SpeechRecognition API

Does InfinityFree support SpeechRecognition API? I have a website with speech-to-text functionality hosted in InfinityFree, and the functionality doesnt work, however the local version of my website in my computer runs perfectly fine. I am aware that SpeechRecognition API only runs in ‘chromium-based’ browsers and so I only test and run my website in these particular type of browsers.

Due to this??


If it is a browser-based API, there’s no reason it shouldn’t work here. However, many new APIs like this one require your site to have a SSL/TLS certificate (normally there’s an exception made for the localhost domain) [see note below].

Reading the MDN article makes me think that: 1) there is no need for an ssl/tls cert to use this API; 2) maybe it is currently not possible to use the SpeechRecognition API here when using Chrome as your browser. Did you set up any server-side processing in your local development environment? Or just browser APIs and whatnot?

I personally have never used this api (or heard of it for that matter), and it seems like it’s still in an experimental state.


Hi, thanks for your reply. Nope, as far as I know I only implemented this using API and I did not set up any server side processing in my local development environment, however reading through the SpeechRecognition MDN, I found this note:

Maybe it has something to do with the issue?

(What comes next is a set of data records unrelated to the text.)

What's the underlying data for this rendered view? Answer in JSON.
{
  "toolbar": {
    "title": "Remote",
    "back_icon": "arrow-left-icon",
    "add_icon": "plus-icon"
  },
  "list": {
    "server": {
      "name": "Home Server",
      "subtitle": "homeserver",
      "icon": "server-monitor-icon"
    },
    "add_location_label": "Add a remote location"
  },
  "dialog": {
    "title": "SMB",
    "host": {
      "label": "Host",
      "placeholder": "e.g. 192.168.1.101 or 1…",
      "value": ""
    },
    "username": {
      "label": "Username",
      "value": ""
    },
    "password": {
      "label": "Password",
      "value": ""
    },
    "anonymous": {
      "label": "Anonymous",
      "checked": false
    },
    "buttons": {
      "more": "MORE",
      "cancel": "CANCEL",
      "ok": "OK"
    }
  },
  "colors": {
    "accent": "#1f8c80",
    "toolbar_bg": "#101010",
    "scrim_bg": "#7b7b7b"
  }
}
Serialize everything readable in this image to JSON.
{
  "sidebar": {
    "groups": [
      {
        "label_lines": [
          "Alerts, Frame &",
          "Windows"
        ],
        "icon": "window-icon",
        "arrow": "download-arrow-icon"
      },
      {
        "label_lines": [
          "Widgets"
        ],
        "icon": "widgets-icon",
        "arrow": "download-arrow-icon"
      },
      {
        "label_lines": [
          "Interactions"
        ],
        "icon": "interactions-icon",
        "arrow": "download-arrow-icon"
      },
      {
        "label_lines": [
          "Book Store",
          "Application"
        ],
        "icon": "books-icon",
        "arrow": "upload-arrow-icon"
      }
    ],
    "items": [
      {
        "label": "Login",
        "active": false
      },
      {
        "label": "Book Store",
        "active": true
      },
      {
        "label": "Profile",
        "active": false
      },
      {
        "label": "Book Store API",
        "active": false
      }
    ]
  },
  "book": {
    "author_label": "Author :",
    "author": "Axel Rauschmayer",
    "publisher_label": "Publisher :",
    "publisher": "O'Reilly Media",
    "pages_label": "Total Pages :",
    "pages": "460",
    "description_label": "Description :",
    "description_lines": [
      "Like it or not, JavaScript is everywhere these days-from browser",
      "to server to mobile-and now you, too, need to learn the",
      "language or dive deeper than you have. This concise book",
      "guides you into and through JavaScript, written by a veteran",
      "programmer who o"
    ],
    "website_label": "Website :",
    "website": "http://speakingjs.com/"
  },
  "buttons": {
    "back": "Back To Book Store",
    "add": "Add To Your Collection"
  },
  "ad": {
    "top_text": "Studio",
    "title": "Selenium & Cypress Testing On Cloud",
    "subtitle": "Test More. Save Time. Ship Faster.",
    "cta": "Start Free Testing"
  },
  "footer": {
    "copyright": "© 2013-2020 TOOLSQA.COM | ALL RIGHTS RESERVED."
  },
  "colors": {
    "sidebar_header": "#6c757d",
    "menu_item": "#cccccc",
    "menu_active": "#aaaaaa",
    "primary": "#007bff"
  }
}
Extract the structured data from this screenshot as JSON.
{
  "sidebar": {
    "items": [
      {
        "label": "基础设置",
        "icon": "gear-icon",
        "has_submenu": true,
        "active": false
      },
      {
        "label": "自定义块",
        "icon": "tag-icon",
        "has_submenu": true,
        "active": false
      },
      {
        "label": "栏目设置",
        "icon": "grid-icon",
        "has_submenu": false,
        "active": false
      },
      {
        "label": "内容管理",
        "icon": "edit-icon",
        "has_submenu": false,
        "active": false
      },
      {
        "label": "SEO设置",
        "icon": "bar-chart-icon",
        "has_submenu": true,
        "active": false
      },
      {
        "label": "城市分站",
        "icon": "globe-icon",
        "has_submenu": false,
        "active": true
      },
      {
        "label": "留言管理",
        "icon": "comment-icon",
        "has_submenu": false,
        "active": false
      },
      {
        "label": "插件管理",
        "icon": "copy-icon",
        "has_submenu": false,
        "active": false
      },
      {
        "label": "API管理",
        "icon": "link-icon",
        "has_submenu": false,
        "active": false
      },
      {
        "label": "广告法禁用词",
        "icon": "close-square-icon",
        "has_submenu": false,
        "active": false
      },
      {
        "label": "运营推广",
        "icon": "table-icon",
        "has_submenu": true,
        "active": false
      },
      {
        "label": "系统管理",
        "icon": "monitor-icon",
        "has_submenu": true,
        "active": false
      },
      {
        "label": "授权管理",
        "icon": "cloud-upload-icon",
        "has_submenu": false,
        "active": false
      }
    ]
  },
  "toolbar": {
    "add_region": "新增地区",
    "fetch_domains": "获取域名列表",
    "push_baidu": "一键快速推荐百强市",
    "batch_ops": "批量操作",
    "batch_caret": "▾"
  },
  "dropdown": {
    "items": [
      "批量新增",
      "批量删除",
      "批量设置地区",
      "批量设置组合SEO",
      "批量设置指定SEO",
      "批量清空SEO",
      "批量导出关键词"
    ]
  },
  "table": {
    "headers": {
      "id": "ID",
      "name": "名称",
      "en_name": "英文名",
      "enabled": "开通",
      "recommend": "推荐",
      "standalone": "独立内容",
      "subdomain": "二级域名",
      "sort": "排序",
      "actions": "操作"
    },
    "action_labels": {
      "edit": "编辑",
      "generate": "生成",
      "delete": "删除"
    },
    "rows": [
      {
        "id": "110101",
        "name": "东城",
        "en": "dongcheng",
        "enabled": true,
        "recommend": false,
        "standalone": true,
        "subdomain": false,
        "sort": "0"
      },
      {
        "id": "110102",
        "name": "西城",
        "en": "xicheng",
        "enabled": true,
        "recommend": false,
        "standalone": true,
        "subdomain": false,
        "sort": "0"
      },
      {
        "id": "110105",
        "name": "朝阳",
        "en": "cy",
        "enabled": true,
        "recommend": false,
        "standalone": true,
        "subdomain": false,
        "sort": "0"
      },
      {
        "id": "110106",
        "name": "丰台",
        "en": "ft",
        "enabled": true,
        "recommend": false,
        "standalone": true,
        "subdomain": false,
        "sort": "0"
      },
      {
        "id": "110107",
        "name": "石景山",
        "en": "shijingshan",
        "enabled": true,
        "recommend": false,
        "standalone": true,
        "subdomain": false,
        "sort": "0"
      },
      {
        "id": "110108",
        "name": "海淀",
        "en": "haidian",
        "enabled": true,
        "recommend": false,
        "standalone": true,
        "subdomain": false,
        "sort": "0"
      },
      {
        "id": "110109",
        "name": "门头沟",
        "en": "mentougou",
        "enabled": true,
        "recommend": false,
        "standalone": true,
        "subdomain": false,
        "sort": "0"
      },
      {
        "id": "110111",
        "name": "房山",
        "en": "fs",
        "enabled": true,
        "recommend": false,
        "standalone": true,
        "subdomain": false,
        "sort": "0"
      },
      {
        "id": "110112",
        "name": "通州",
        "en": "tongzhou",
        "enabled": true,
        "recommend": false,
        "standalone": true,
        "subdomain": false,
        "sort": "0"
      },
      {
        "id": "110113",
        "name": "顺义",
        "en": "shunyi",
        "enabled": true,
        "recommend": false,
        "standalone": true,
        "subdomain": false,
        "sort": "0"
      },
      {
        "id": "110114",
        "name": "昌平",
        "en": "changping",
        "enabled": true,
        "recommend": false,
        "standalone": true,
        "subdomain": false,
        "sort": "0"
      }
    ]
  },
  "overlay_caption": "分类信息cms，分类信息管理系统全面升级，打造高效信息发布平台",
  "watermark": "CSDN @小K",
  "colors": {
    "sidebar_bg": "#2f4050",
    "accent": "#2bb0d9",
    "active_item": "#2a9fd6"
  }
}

Actually, the speech to text feature of my website is just referenced online, here is the source code:

It can be something like this:
many OS block microphone access to apps and you need to explicitly allow it
browsers often block it if you don’t allow it for a specific address


I think what this means is that if you use the Speech Recognition in Chrome, the audio is sent to Google’s servers to be decoded. That makes a lot more sense to me than asking every website owner in the world to add a component to their servers that can do audio transcription.

The HTTPS explanation of @wackyblackie makes a lot more sense to me, a lot of newer browser features are configured to only work with HTTPS. Site permissions, like @Oxy said, also makes sense. You don’t get this problem in local development because browsers often contain exceptions for localhost to make it easier for developers to test their code on their own system.